The present invention relates to a circuit for processing signals supplied by a zirconium-dioxide oxygen sensor or lambda probe, particularly for use as an interface circuit between such a sensor and an electronic control unit in a system for controlling the emissions of an internal combustion engine for motor vehicles.
More specifically, the invention concerns a circuit including a voltage/current converter with two input terminals for connection to the terminals of the oxygen sensor and an amplifier circuit connected to the output of the converter.
A circuit of this type is constituted by the integrated device LM1964 which is produced and marketed by National Semiconductors. The structure of this known device is described in the article "Instrumentation Amplifier ICs Designed for Oxygen Sensor Interface Requirements" by B. D. Miller and L. R. Sample, IEEE Journal of Solid-state Circuits, Vol. SC-16, No. 6, December 1981.
The known circuit described in this article includes a voltage/current converter in which the input signal from the sensor is processed differentially but the voltage/current conversion is carried out non-differentially with an open loop so that errors which depend on the integration process in the circuit (current and offset bias errors, transistor amplification, Early effect) are introduced.

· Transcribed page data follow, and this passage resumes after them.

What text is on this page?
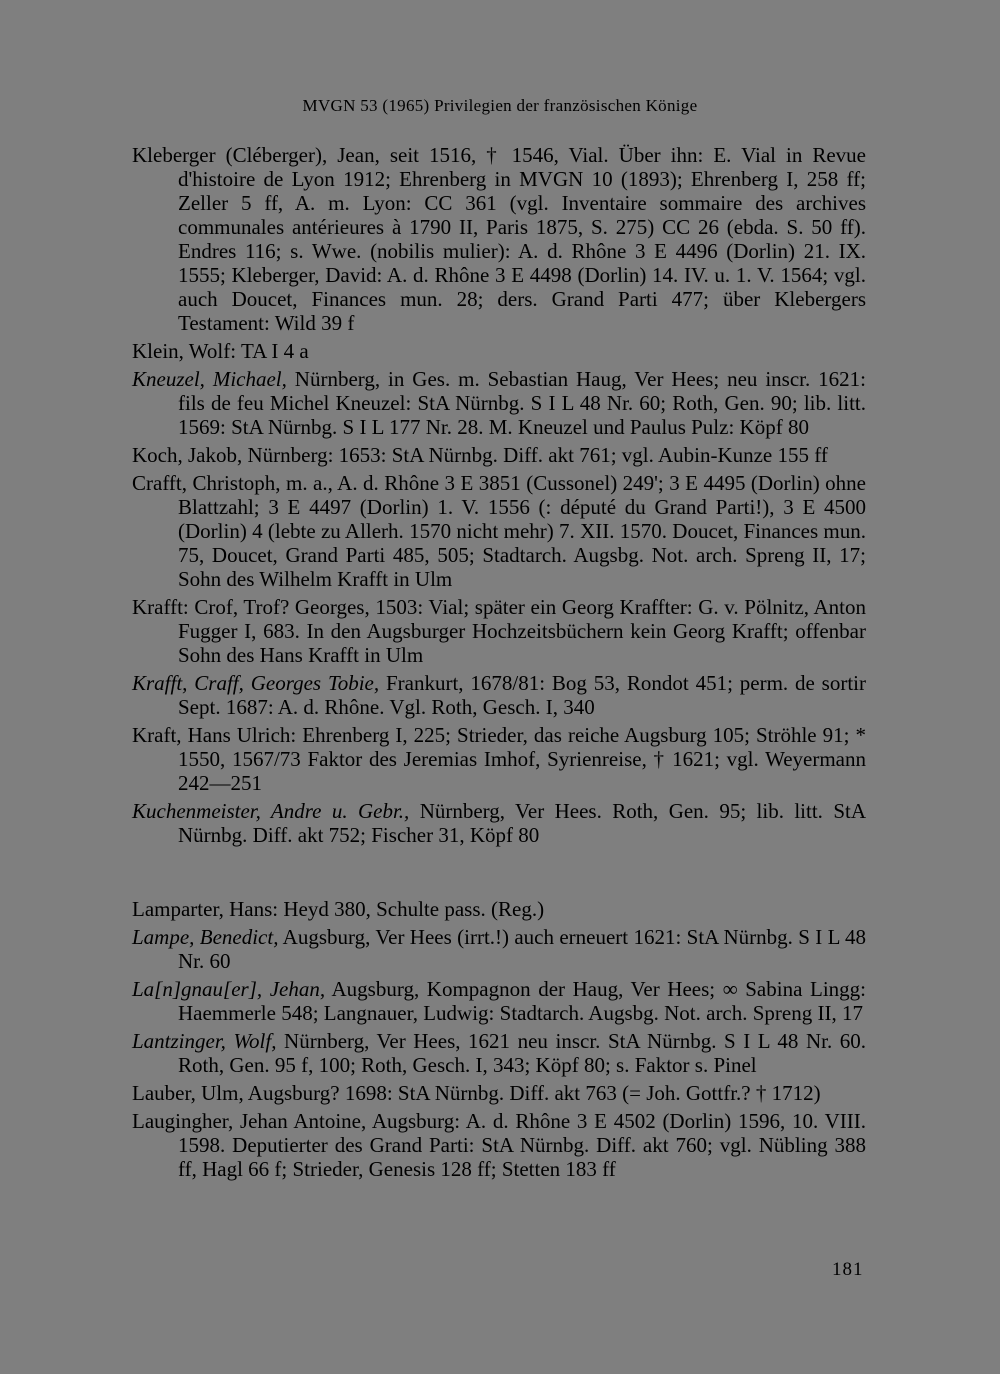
MVGN 53 (1965) Privilegien der französischen Könige

Kleberger (Cléberger), Jean, seit 1516, † 1546, Vial. Über ihn: E. Vial in Revue d'histoire de Lyon 1912; Ehrenberg in MVGN 10 (1893); Ehrenberg I, 258 ff; Zeller 5 ff, A. m. Lyon: CC 361 (vgl. Inventaire sommaire des archives communales antérieures à 1790 II, Paris 1875, S. 275) CC 26 (ebda. S. 50 ff). Endres 116; s. Wwe. (nobilis mulier): A. d. Rhône 3 E 4496 (Dorlin) 21. IX. 1555; Kleberger, David: A. d. Rhône 3 E 4498 (Dorlin) 14. IV. u. 1. V. 1564; vgl. auch Doucet, Finances mun. 28; ders. Grand Parti 477; über Klebergers Testament: Wild 39 f

Klein, Wolf: TA I 4 a

Kneuzel, Michael, Nürnberg, in Ges. m. Sebastian Haug, Ver Hees; neu inscr. 1621: fils de feu Michel Kneuzel: StA Nürnbg. S I L 48 Nr. 60; Roth, Gen. 90; lib. litt. 1569: StA Nürnbg. S I L 177 Nr. 28. M. Kneuzel und Paulus Pulz: Köpf 80

Koch, Jakob, Nürnberg: 1653: StA Nürnbg. Diff. akt 761; vgl. Aubin-Kunze 155 ff

Crafft, Christoph, m. a., A. d. Rhône 3 E 3851 (Cussonel) 249'; 3 E 4495 (Dorlin) ohne Blattzahl; 3 E 4497 (Dorlin) 1. V. 1556 (: député du Grand Parti!), 3 E 4500 (Dorlin) 4 (lebte zu Allerh. 1570 nicht mehr) 7. XII. 1570. Doucet, Finances mun. 75, Doucet, Grand Parti 485, 505; Stadtarch. Augsbg. Not. arch. Spreng II, 17; Sohn des Wilhelm Krafft in Ulm

Krafft: Crof, Trof? Georges, 1503: Vial; später ein Georg Kraffter: G. v. Pölnitz, Anton Fugger I, 683. In den Augsburger Hochzeitsbüchern kein Georg Krafft; offenbar Sohn des Hans Krafft in Ulm

Krafft, Craff, Georges Tobie, Frankurt, 1678/81: Bog 53, Rondot 451; perm. de sortir Sept. 1687: A. d. Rhône. Vgl. Roth, Gesch. I, 340

Kraft, Hans Ulrich: Ehrenberg I, 225; Strieder, das reiche Augsburg 105; Ströhle 91; * 1550, 1567/73 Faktor des Jeremias Imhof, Syrienreise, † 1621; vgl. Weyermann 242—251

Kuchenmeister, Andre u. Gebr., Nürnberg, Ver Hees. Roth, Gen. 95; lib. litt. StA Nürnbg. Diff. akt 752; Fischer 31, Köpf 80

Lamparter, Hans: Heyd 380, Schulte pass. (Reg.)

Lampe, Benedict, Augsburg, Ver Hees (irrt.!) auch erneuert 1621: StA Nürnbg. S I L 48 Nr. 60

La[n]gnau[er], Jehan, Augsburg, Kompagnon der Haug, Ver Hees; ∞ Sabina Lingg: Haemmerle 548; Langnauer, Ludwig: Stadtarch. Augsbg. Not. arch. Spreng II, 17

Lantzinger, Wolf, Nürnberg, Ver Hees, 1621 neu inscr. StA Nürnbg. S I L 48 Nr. 60. Roth, Gen. 95 f, 100; Roth, Gesch. I, 343; Köpf 80; s. Faktor s. Pinel

Lauber, Ulm, Augsburg? 1698: StA Nürnbg. Diff. akt 763 (= Joh. Gottfr.? † 1712)

Laugingher, Jehan Antoine, Augsburg: A. d. Rhône 3 E 4502 (Dorlin) 1596, 10. VIII. 1598. Deputierter des Grand Parti: StA Nürnbg. Diff. akt 760; vgl. Nübling 388 ff, Hagl 66 f; Strieder, Genesis 128 ff; Stetten 183 ff

181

The voltage/current converter is connected to a non-inverting amplifier which further amplifies the errors introduced during the conversion. The amplification characteristics of the integrated circuit LM1964 therefore depend not only on the ratio between the resistances of some resistors, but also on the "matching" of the active components. The device, which has seven terminals or pins for external connections, thus has a good twenty terminals or pins altogether, thirteen of which serve for the calibration of the characteristics of internal generators, the offsets and the gains. The device is expensive and delicate because of the numerous calibration operations needed. Moreover, it requires two different supply voltages (+5 and +12V).